I cut and pieced the quilt in Kuwait, appliqued and quilted in Doha, and did the binding and finishing hand quilting in Pensacola. Whew! It’s finished!
This was one of my very earliest quilts, and looking at it now, I am in total wonder at how carefully I worked on it.
This pattern itself, sometimes called Bethlehem Star, sometimes called Lone Star (and more names, these are just the two I could remember!) is very complicated for a beginner. I used Quilts Quilts Quilts! one of my all time favorite books, to guide me in the making.
Then, I drew and quilted a Seminole in the bottom left quadrant, my son’s name, year of graduation and degrees in the bottom right quadrant, and some autumn leaves in the upper quadrants. Looking at it 8 years later, I am impressed at how hard it must have been for me, but I chose to do it. Woooo Hooooo on me! And hand quilting on black! Imagine!
Bordered, of course, with my first efforts at Seminole piecing. It is at the same time attributable (I couldn’t have done it without the guidance of Quilts Quilts Quilts) and utterly original, with all the Seminole touches.
This was another Kimberly Einmo Mystery Quilt when we were all in the Rheinland Pfalz Quilt Guild. We gathered on a cold cold night, probably in January, and cut and stitched in the gathering room at the Ramstein North Chapel. Not only did we make great quilts, but we also had a potluck supper, great food. One of my earliest quilts.
This quilt began in a Mystery Night at Ramstein AFB, taught in 2002 (?) by Kimberly Einmo before her first book was published. Oh! We had so much fun, but making zillions of half square triangles was a chore.
The top went together quickly, but I had a photograph of a tombstone from when we visited Ireland, and I wanted to use it as a quilting motif in the white centers. I also found a Celtic border I liked, but it was very small, and I had to enlarge it over and over to get it to the proper size for my border.
The hand quilting took forever, partially because the white fabric was sort of rubbery, and hand quilting through it was tough. Aaarrgh! I didn’t finish hand quilting until I was back in the Kaiserslautern area for an emergency surgery, and had nothing to do by wait for my return flight to Doha and quilt!
My friend Shirley and I were bored, and we challenged one another to this quilt. We had the patternm by Mimi Shimp, but we both changed it dramatically – I wanted the blocks in the order they were sung, so enlarged them all to 18 x 18. We also used the beautiful duppioni silks readily available in Doha, and other more difficult fabrics.
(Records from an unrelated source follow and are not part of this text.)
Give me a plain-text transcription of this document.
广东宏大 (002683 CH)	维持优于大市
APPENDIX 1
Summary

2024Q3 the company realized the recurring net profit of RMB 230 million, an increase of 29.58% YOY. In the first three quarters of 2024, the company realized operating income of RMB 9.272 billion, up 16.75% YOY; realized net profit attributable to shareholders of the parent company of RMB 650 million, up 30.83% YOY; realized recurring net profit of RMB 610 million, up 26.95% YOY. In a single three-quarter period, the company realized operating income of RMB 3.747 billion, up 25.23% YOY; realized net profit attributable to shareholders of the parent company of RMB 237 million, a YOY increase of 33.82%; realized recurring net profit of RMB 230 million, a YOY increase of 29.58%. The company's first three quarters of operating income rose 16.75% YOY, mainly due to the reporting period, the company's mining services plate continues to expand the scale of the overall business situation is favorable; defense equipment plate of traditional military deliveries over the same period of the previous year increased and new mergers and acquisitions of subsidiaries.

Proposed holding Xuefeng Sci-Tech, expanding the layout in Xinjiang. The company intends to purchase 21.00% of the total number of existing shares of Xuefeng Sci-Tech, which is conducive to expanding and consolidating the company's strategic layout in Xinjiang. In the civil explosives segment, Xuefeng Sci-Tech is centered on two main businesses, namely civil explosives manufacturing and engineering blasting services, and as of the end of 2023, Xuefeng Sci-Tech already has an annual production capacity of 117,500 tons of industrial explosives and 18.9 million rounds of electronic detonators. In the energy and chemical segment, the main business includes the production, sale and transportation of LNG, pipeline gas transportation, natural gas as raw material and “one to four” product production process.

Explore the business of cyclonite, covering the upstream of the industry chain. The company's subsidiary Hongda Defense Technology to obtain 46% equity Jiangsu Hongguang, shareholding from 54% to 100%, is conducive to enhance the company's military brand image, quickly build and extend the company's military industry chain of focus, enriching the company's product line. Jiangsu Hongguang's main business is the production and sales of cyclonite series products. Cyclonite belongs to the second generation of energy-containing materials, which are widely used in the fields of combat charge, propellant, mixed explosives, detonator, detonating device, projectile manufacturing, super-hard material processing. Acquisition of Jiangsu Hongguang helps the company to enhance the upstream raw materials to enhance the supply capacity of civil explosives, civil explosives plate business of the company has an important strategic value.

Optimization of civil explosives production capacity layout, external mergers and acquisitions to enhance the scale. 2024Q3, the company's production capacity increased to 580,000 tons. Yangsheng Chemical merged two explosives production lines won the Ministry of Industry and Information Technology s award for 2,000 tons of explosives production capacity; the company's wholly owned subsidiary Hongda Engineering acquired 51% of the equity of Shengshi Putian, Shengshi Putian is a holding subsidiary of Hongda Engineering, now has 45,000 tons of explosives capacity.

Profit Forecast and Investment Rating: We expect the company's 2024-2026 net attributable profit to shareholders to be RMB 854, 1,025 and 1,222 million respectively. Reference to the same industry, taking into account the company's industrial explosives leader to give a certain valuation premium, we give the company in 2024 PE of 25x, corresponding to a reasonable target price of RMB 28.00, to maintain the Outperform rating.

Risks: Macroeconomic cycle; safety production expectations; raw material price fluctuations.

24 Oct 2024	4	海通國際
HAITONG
The main motif was totally hand appliqued, but the minor motifs were machine appliqued.
We had given ourself 6 months to get the blocks finished, and another year to hand quilt the resulting top. The reality – after 2 1/2 years, I machine quilted the finished top just to get it done. I am not unhappy. I love this quilt, and I will hang it for one month every year, from December 6th – the Feast of St. Nicholas – until January 6th, the Feast of the Epiphany.